Le nom de RICHARD SEN interpelle surtout la famille des geeks de musiques électroniques. Si on dit PADDED CELL, on élargit déjà le cercle des mélomanes. Puis si on cite DC RECORDINGS, certains visualisent aussi Emperor Machine, Higamos Hogamos, des pochettes de disques réellement créatives. Enfin, si on évoque COMA, figure phare du street art londonien, les amateurs de graffiti écarquillent les yeux. Oui, on parle bien de la même personne.

RICHARD SEN amalgame trente berges de forfaits au spray, de dee-jaying à la fois érudit et communicatif, de productions hybrides, exigeantes mais accessibles. La preuve ? Sa compilation d’acid UK tracks « This is aint Chicago » sortie chez Strut cet été et sa 3ème traversée de la Manche pour MIX EN BOUCHE samedi 8 septembre.

Le Roi Richard en trois décennies, c’est un privilège accordé là tout de suite.

MEB : Pour pouvoir t’échapper (mentalement) de prison lorsque tu as été arrêté après tes« tagging missions » dans les années 80, quel album ou artiste écoutais-tu ?
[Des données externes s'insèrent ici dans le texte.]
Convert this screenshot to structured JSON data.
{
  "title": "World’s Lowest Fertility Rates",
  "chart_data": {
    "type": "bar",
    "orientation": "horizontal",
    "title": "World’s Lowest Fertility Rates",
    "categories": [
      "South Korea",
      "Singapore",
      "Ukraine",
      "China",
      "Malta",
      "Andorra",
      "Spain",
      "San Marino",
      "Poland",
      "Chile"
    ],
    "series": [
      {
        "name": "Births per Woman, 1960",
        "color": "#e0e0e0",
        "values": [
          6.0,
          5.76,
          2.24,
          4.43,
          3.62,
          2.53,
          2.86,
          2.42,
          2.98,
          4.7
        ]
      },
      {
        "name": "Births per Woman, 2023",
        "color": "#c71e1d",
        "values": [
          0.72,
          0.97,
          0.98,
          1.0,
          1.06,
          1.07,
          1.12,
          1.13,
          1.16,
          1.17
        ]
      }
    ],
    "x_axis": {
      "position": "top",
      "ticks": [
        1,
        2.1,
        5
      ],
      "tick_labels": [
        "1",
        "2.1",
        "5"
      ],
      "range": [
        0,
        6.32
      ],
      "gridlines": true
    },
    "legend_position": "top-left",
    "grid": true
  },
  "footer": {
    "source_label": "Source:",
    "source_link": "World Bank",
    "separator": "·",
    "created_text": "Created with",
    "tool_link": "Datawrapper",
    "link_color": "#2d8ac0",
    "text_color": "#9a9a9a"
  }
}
RS :  Au milieu des 80’s, Computer Love de ZAPP était un des titres fétiches de ma bande. On avait l’habitude de le chantonner le long des voies ferrées qui menaient aux trains de marchandises. Notre première détention avec mon complice graffeur TILT date de 1986 : un soir, alors qu’on matait l’émission « Soul Train » dans la salle de télé, on entend Computer Love dans la bande son. On s’est regardé et on a ressenti tous les deux un « rush » comme si nous étions sous l’effet d’une drogue ; rien que le son de cette chanson a permis de nous évader. J’écoutais aussi beaucoup les John Peel’s sessions sur la BBC, le soir, dans ma cellule.

MEB : Dans les années 90, pour se retrouver perché, tard dans la nuit ou tôt le matin en club, et sans prendre aucune substance, quel était ton morceau de prédilection ?

RS :  A cette époque, j’écoutais et jouais beaucoup de techno et l’un de mes clubs préférés était le Sabresonic de Andy WHEATHERALL. Star Dancer de RED PLANET (1993) était l’un des « tubes » du lieu et reste à mon avis le meilleur track techno de tous les temps !  Il s’inspire de Stars de Mr FINGERS (1988), un autre de mes favoris. Vingt ans plus tard, je les écoute toujours… pour aller courir. Si tu programmes la bonne playlist, avec le bon morceau, au bon moment, pendant un footing, tu entres dans un état proche d’un trip.

MEB : Psychédélique, cosmique, mystique… : au tournant de l’an 2000, l’artwork des disques signés sur DC Recordings semble aussi important que les morceaux qu’il y a dedans. S’il y avait une influence à citer, visuelle et musicale ?

RS : Oui, DC avait une identité forte, immédiatement identifiable. Le graphic designer Scott LA BOCCA qui dessinait toutes nos pochettes s’inspirait de vieilles affiches des 70’s et 80’s. Avec PADDED CELL, on était particulièrement influencés par l’imagerie des films d’épouvante, notamment des « giallo » de Dario Argento. Je citerais donc the thème de Suspiria composé par Goblin. J’aime d’ailleurs aussi beaucoup leur B.O. de Tenebre et Profondo Rosso.

 

Entretien royal accordé à Valérie « Alcaline » Marquet, fin août 2012.